Patients of all ages are at risk of infection due to SARS-CoV-2 and its recurrently developing variations, the most recent of which includes the Omicron sublineages. These variations show how easily this deadly virus may adapt to antigenic alterations in its spike (S) protein without compromising its capacity for reproduction and immune evasion. Finding powerful antivirals to attack COVID-19 is therefore essential.
In order to find the best hits against the SARS-CoV-2 S glycoprotein, researchers in the current study screen 1,509,984 feature-rich compounds in the small molecule databases of the UH Research Computing Data Centre. In cell-based experiments, the top 15 compounds that interfered with the interaction between the S protein and its host cell target, the ACE2 receptor, were chosen, assessed, and ranked.
The researchers used cell cytotoxicity assays and infection inhibition drug screening to achieve this. Additionally, the scientists examined how the stability of viral particles changed in the presence of the lead candidate CD04872SC using a Protein Thermal Shift test based on differential scanning fluorimetry (DSF) and a particular fluorogenic dye.

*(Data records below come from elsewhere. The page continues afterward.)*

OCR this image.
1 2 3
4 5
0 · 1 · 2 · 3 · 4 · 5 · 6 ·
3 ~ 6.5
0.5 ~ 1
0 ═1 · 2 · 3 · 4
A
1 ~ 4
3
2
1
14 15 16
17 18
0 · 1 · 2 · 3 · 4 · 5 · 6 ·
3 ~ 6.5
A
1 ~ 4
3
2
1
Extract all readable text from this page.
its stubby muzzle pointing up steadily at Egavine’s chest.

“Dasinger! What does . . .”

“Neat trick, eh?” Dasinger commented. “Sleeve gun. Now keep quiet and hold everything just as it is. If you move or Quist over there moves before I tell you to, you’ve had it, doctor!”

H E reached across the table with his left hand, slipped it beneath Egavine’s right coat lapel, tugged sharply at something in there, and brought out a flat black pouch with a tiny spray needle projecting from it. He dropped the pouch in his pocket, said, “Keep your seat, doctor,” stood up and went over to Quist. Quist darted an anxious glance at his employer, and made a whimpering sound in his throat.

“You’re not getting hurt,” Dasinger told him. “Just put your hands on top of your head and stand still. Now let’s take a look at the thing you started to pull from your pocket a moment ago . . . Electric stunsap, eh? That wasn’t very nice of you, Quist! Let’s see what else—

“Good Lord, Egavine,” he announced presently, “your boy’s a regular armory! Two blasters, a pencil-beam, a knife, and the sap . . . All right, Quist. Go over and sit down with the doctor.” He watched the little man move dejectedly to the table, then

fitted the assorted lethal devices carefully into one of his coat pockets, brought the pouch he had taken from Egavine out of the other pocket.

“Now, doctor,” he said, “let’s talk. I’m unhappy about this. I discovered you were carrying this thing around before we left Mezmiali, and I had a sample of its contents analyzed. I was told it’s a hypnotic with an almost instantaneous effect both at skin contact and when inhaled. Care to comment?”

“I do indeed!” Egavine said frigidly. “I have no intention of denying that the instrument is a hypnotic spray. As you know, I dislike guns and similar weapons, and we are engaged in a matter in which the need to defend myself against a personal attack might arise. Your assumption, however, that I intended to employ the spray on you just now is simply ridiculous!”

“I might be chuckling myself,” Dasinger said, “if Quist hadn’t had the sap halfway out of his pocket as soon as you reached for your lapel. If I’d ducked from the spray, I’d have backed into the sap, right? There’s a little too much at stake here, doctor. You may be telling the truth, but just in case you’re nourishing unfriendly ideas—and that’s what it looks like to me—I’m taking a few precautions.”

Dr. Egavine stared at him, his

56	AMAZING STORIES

Thermal shift assays measure the range of temperatures at which a protein denatures, providing information about the stability of a protein under various circumstances, for as when it is bound to a drug or is exposed to a range of pHs. A thermal shift test was used in the current investigation to show that CD04872SC binds to the S glycoprotein of different SARS-CoV-2 variants.
Several of the chemicals from the Maybridge and ZINC libraries have positive interactions, according to Molecular Dynamic Simulations, with the ACE-2 receptor binding domain (RBD) interface. One small molecule, CD04872SC, formed the closest association in functional in vitro assays using its amide carbonyl and the backbone N of GLY169 at a resolution of 3.1 Å. This compound also established hydrophobic interactions with TYR116, TYR172, and TYR162.
CD04872SC exhibited a half-maximal effective concentration (EC50) of 248 μM and was found to inhibit infection with the SARS-CoV-2 Delta and Omicron variants with EC50 values of 152 μM and 308 μM, respectively. In cell cytotoxicity assays, CD04872SC showed no significant cell cytotoxicity within the tested concentrations.